Although Modative is at its core an architecture firm, we have always been interested in expanding beyond this traditional role into both development and construction. Hence, the whole "Design, Develop, Build" tag line (see below) and philosophy. As of several months ago, I'm happy to announce that through collaboration, our push into these two other fields is complete.
As previously announced, we have had an ongoing collaborative relationship with Pacific Beacon Properties, LLC, a development company, working on two small lot subdivision projects in Los Angeles. We not only provide architectural services for Pacific Beacon, but assist with development analysis and decisions.
For the "build", we have teamed up with Libiano Construction Inc., headed by Mark Libiano. We have known and worked with Mark for many years and the results have been great. Libiano Co. is also involved the the two small lot subdivision projects, offering his construction expertise throughout the design and construction process. Having a close collaboration with Mark has proved so successful, that we have decided to offer this collaboration between architect and contractor to other potential clients as a true design/build team.
The Kayo Connection
With this design + build collaboration comes the opportunity to collectively market our services as well. This is where Kayo comes in. Kayo is a long time (11 year) friend and colleague of the three founders here at Modative. She also happens to be Mark Libiano's wife. So, who better to go out there and spread the good word of both entities.

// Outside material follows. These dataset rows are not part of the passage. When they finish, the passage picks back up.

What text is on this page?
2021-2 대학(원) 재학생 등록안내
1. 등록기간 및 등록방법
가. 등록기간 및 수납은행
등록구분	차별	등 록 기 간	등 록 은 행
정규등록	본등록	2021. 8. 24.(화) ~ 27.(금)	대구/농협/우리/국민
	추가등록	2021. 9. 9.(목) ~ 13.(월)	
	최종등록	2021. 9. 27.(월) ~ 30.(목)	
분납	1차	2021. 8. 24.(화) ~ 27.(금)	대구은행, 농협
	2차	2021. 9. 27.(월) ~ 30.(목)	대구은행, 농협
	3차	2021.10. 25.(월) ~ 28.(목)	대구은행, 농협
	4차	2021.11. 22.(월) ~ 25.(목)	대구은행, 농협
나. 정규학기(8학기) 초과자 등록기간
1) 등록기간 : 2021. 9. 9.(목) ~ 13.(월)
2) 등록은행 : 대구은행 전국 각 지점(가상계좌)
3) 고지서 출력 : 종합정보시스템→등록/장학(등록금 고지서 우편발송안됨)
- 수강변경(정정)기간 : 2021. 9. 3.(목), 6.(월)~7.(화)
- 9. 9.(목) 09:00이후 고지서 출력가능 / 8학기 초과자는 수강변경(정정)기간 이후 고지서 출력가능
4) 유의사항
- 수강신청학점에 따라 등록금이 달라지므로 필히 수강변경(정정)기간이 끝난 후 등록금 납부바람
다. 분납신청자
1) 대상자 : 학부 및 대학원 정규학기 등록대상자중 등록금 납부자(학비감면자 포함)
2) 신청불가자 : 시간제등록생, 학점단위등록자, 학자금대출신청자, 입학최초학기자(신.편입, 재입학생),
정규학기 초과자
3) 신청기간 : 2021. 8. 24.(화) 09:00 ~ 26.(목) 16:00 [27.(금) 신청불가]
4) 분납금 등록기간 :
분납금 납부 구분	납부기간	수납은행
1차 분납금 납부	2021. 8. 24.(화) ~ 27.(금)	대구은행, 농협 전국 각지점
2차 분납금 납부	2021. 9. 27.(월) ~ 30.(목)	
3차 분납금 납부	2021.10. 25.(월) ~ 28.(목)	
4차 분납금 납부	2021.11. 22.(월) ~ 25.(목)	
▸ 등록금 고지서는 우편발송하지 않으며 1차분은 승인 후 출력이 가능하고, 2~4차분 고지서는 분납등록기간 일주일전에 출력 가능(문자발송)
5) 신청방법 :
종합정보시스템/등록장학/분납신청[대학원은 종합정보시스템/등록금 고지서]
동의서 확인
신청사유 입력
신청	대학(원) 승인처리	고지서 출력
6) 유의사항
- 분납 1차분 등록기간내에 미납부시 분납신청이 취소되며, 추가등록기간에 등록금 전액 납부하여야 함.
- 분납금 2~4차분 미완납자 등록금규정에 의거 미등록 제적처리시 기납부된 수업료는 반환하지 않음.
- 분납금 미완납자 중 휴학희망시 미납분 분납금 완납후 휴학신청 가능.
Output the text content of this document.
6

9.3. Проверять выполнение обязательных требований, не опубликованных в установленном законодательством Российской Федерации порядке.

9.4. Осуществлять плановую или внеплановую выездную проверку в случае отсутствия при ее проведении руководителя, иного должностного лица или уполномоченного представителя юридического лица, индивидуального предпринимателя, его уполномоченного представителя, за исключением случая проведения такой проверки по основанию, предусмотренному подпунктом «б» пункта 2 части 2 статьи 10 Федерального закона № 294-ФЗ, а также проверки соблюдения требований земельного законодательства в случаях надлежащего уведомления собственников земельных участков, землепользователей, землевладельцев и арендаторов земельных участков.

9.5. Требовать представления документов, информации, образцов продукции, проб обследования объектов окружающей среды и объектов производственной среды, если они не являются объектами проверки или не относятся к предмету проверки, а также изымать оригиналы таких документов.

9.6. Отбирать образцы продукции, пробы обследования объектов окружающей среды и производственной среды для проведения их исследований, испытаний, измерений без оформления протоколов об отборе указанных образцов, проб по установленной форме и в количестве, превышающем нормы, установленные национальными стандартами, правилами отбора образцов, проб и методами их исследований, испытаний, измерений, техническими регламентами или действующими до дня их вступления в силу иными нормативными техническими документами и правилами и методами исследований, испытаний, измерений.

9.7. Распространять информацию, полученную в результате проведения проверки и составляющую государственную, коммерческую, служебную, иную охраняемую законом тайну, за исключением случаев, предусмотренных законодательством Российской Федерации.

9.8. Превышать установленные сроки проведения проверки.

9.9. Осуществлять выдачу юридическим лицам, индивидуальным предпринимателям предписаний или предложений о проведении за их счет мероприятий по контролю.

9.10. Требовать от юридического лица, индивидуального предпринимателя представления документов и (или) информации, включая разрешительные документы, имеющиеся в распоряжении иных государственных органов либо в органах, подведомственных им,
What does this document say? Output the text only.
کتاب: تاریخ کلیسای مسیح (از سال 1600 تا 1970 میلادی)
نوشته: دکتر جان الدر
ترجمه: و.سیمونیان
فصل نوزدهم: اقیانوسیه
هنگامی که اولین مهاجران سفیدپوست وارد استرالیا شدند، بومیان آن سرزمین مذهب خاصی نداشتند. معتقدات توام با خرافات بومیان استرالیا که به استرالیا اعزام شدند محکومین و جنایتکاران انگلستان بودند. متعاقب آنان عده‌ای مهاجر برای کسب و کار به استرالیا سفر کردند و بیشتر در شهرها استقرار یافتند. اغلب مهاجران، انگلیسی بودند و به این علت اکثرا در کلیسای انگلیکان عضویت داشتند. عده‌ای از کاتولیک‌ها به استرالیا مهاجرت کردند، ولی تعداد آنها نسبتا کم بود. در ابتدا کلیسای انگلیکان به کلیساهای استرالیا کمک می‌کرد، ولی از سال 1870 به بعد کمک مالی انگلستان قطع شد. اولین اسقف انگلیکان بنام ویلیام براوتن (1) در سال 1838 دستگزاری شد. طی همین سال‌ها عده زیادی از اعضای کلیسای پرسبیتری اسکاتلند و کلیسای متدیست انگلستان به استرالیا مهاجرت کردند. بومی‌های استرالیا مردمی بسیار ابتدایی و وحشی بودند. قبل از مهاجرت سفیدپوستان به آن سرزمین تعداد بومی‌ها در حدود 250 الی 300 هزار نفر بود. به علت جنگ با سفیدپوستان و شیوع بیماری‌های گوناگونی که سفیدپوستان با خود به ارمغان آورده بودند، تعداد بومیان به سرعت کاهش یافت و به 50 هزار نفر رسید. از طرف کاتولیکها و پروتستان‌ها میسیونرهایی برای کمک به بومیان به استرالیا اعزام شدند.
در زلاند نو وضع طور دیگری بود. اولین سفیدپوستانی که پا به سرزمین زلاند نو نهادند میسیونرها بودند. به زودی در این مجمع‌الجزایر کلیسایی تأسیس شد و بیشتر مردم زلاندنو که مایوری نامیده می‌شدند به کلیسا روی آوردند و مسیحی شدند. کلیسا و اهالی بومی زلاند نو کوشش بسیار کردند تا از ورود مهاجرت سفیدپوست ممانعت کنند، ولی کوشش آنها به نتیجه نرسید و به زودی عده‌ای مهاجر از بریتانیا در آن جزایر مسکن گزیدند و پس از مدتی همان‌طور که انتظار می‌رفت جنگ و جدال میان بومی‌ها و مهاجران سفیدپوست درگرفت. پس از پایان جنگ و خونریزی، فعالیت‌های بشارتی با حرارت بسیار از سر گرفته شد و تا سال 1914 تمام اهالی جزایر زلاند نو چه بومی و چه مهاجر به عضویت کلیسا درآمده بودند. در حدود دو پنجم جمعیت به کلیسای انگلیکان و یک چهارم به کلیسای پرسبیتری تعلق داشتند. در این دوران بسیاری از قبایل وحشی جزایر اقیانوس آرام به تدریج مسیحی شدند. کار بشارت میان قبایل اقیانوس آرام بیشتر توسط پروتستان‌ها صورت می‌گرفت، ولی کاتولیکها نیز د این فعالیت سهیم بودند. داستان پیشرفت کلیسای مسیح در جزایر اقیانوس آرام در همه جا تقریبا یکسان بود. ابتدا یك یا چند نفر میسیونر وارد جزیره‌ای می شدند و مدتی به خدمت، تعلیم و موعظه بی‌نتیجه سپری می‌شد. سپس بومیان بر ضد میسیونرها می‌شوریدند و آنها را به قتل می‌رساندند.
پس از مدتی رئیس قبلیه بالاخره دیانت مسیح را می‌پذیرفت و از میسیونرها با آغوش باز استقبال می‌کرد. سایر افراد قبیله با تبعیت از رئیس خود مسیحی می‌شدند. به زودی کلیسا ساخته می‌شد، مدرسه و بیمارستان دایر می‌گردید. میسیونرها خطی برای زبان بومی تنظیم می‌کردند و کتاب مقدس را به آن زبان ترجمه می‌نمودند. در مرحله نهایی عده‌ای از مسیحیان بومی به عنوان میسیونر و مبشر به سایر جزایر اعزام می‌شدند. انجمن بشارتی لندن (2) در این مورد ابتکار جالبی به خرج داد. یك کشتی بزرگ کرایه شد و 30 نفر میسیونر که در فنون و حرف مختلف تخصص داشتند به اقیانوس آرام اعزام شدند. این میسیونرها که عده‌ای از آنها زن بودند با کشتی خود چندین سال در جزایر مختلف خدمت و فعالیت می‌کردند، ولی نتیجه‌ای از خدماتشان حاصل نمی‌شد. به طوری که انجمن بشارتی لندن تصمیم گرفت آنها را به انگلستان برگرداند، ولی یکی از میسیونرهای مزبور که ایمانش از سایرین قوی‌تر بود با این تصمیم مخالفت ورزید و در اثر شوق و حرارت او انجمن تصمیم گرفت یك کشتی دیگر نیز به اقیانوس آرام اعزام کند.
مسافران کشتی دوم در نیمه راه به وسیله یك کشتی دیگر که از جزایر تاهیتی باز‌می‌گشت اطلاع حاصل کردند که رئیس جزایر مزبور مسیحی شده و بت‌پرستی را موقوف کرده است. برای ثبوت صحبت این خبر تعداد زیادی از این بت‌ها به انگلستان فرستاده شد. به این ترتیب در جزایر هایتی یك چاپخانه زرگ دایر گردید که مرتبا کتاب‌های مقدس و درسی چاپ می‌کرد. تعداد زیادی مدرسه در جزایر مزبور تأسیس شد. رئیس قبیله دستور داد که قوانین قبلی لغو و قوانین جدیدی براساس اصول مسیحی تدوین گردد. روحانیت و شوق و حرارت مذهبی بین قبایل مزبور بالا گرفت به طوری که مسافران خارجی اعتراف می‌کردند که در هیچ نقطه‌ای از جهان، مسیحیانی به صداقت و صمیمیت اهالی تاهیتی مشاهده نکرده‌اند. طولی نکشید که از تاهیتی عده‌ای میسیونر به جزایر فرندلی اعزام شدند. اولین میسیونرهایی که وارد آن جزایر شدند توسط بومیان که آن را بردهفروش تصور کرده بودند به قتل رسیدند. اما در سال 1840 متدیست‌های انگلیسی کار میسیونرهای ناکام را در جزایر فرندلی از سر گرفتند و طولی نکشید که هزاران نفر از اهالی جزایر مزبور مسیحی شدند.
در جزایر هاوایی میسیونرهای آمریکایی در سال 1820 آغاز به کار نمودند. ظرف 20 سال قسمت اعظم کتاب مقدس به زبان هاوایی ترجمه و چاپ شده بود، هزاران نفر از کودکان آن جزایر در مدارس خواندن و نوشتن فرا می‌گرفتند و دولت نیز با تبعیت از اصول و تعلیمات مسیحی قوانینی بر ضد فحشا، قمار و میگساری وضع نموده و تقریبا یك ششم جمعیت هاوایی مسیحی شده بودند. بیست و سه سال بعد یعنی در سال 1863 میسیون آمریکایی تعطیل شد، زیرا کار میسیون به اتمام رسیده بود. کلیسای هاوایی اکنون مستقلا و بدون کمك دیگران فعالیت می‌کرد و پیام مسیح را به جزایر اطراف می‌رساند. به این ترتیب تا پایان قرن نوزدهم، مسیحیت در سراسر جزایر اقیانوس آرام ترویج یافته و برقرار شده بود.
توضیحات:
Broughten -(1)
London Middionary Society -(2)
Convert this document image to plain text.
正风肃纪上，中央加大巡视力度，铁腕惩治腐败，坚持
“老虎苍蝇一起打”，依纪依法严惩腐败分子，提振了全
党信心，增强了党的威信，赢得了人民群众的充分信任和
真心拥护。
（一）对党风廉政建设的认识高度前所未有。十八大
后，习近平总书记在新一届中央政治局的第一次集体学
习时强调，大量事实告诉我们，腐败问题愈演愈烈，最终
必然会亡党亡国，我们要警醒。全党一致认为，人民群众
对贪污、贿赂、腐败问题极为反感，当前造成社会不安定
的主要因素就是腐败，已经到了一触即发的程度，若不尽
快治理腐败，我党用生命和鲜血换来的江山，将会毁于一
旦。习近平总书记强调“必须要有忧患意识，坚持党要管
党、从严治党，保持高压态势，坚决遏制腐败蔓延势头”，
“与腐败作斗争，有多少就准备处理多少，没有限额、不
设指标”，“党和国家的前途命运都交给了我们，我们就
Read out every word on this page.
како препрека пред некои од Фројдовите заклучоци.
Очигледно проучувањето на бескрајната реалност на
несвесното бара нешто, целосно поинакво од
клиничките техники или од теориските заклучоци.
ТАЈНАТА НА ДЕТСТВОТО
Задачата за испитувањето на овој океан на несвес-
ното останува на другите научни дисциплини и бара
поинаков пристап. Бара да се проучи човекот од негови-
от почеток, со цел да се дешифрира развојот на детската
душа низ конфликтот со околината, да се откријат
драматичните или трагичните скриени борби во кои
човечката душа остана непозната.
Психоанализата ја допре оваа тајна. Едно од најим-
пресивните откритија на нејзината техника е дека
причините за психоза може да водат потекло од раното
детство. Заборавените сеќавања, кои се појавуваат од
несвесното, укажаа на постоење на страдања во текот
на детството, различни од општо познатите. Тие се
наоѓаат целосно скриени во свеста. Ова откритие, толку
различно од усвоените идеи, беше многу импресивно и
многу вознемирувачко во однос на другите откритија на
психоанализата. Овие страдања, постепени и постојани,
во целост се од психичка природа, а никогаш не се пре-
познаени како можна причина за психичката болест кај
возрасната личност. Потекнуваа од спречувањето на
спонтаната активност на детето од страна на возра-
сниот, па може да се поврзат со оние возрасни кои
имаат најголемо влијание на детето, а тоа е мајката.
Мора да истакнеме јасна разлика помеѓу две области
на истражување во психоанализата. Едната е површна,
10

Just as we here at Modative have let you know a bit about ourselves in the profile section of our website, we thought we would give you a sneak peak into the life of Kayo N. Libiano...
Canadian born, Kayo moved to Southern California at the age of 3 and began her training in classical ballet, continuing as an avid dancer for over 17 years. She attended dance academies in the OC, LA and even studied ballet in Japan for a year, so it was not surprising that she greatly appreciated the arts and cultures of different countries from an early age. Though, what did come as a surprise, was when she wrote in an essay in Junior High English class that she wanted to be an architect, NOT a dancer when she grew up. Her thought process was that the body deteriorates with age, but the creative mind lives on... What sealed the deal of her conviction was when she fielded comments like; “There aren’t many famous female architects in the world” or “How will you succeed in such a male dominant profession?” Kayo’s stubborn and tenacious personality took hold and she set out to prove everyone wrong.
The instinct to create personalized spaces always interested Kayo and she was constantly rearranging furniture, designing accessories and painting pictures on the walls in her family home. Her first sewing machine was gifted to her at the age of 10 and though dance was her #1 passion, making her own clothes and throw pillows came in as a close second of her favorite things to do. By the time she graduated from High School, she had completed 3 years of technical drafting courses as the only girl in the classes and her hopes of attending architecture school were cemented in place. USC served as a training ground where she honed her skills and where she met many of her future colleagues whom have greatly influenced her career thus far.
Experiences in the Field
Post graduation, Kayo went to work for David Jay Flood Architect (DJFA) with her friends, Derek Leavitt and Michael Scott whom both graduated a year before her from USC’s Architecture school.As a team player, she worked on several architecture and interior projects.From DJFA, Kayo took a job as Project Manager at Jacquez Marquez Architects (JMA), where she got a taste for designing high-end homes and day-spas in Beverly Hills and Greater Los Angeles.
Knowing the importance of the great American Corporation on the economy in the United States, Kayo worked for Merle Norman Cosmetics as a franchise designer, where she built-out stores and oversaw installations for studio owners across the nation from Las Vegas, Chicago and New York.
One of the Guys
As girly as Kayo might appear on the outside, she has no problem sporting a hardhat and a construction belt on-site, or dealing with city officials.Whatever it takes to get the job done, she is up to the task, even if it means roughing it with the boys.Her path crossed with Christian Návar, another old friend from USC at Studio 9one2 Architecture when she moved to the South Bay. As a designer and project manager, Kayo kept the office organized and had the opportunity to collaborate on beautiful contemporary homes, commercial buildings and most importantly, developed contacts with a slew of subcontractors which are vital connections in the building industry.“It's all about who you know and how well you can keep up good public relations!”
To Have and to Hold
The little secret to Kayo’s success in architecture comes from her husband Mark, whom she dated since her senior year at USC. Being a General Contractor by trade, Mark has steered and coached Kayo through the nuances of the architecture/construction world and while letting her make her own mistakes, has above all, taught her what it takes to survive in the admittedly “male dominant” building industry. Today, Kayo works hand in hand with Mark (whom she married in 2007) to build his growing construction company and also acts as the link between Modative and Libiano Construction, Inc. as a Design + Build team. She heads-up the two companies’ marketing and is an enthusiastic supporter of both thriving businesses.